I read those old journal entries again for the first time in ages. And to my immense satisfaction, I read them while visiting Dubai. Imagine, the Gulf States, drenched in Arabic lettering and the architecture of the Middle East. Better still, I’d gotten there from Uganda, our new home. Better still, I’d soon be returning to a wife I met in Central America and kids raised in Francophone Africa. How immense is the world, and how endlessly fascinating and satisfying.

The same could be said of Dubai.

Dubai

On a video conference, I’d caught my Dubai colleague drinking from a paper, coffee-shop coffee cup. “Oh yeah,” he told me, “Dubai is the real world.” Other friends told me similar: it’s clean, everything works, it’s a mecca of international shopping, taking in elements of Western Europe, Asia, Africa, and the Middle East.
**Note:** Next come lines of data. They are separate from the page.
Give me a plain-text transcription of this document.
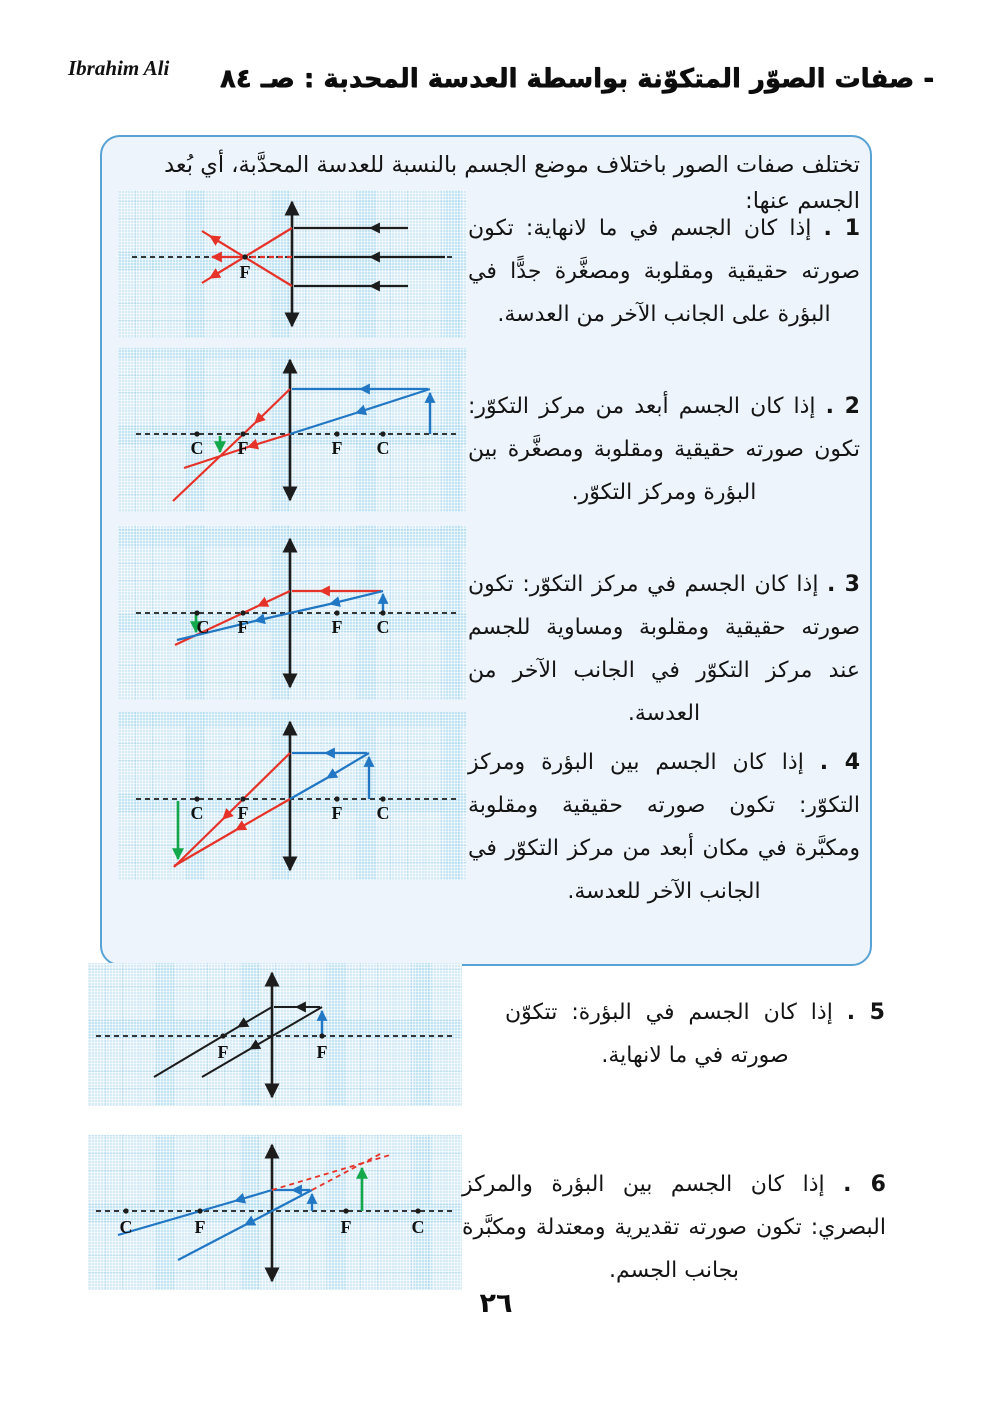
Ibrahim Ali - صفات الصوّر المتكوّنة بواسطة العدسة المحدبة : صـ ٨٤
تختلف صفات الصور باختلاف موضع الجسم بالنسبة للعدسة المحدَّبة، أي بُعد الجسم عنها:
F
C F	F C
C F	F C
C F	F C
F	F
C	F	F	C

1 . إذا كان الجسم في ما لانهاية: تكون صورته حقيقية ومقلوبة ومصغَّرة جدًّا في البؤرة على الجانب الآخر من العدسة.

2 . إذا كان الجسم أبعد من مركز التكوّر: تكون صورته حقيقية ومقلوبة ومصغَّرة بين البؤرة ومركز التكوّر.

3 . إذا كان الجسم في مركز التكوّر: تكون صورته حقيقية ومقلوبة ومساوية للجسم عند مركز التكوّر في الجانب الآخر من العدسة.

4 . إذا كان الجسم بين البؤرة ومركز التكوّر: تكون صورته حقيقية ومقلوبة ومكبَّرة في مكان أبعد من مركز التكوّر في الجانب الآخر للعدسة.

5 . إذا كان الجسم في البؤرة: تتكوّن صورته في ما لانهاية.

6 . إذا كان الجسم بين البؤرة والمركز البصري: تكون صورته تقديرية ومعتدلة ومكبَّرة بجانب الجسم.

٢٦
I also heard the place is an immense fashion show, where everyone turns out dressed to impress.

I learned a few other things about Dubai the few short days I was there. The above all seemed to be true. But I also learned:

  1. 80% of the world’s high rise construction cranes are in Dubai, as the growth is so fast
  2. the country produces over 90% of its water needs by desalinizing sea water.
  3. the place is so hot, roads are built with additional polymers that change the heat properties of asphalt, permitting temperatures of over 50 degrees celcius (just hotter than your average Dubai summer).
Dubai skyline

But if I had to sum it up, I’d say, take the extravagance of Manhattan, but build everything anew, and using modern materials and systems. Dubai sparkled, it really did. And secondly, build the city on the basis of calculated financial risk management and the extensive input of architects and engineers. After living for so many decades in places where engineers seem to be an afterthought and designs are rudimentary, poorly thought-out, or haphazard, to walk the streets of a city where the planners and designers seem to have had the upper hand was spectacular.

Not that I walked, of course! Nobody does. I went from air conditioned car to air conditioned hotel to air conditioned shopping center to air conditioned office, and back. Dubai was blisteringly hot, and I was there in the cool season. I can’t imagine living there. But if I could go back to 1992 and reassure my 21 year old self that I’d indeed travel the world, it would perhaps give that young adventurer some peace the next year or so in Indonesia. All he’d need to do is divest himself of a few careless, romantic decisions, and the rest of the world would soon await his curiosity for exploration. Alhamdullilahi.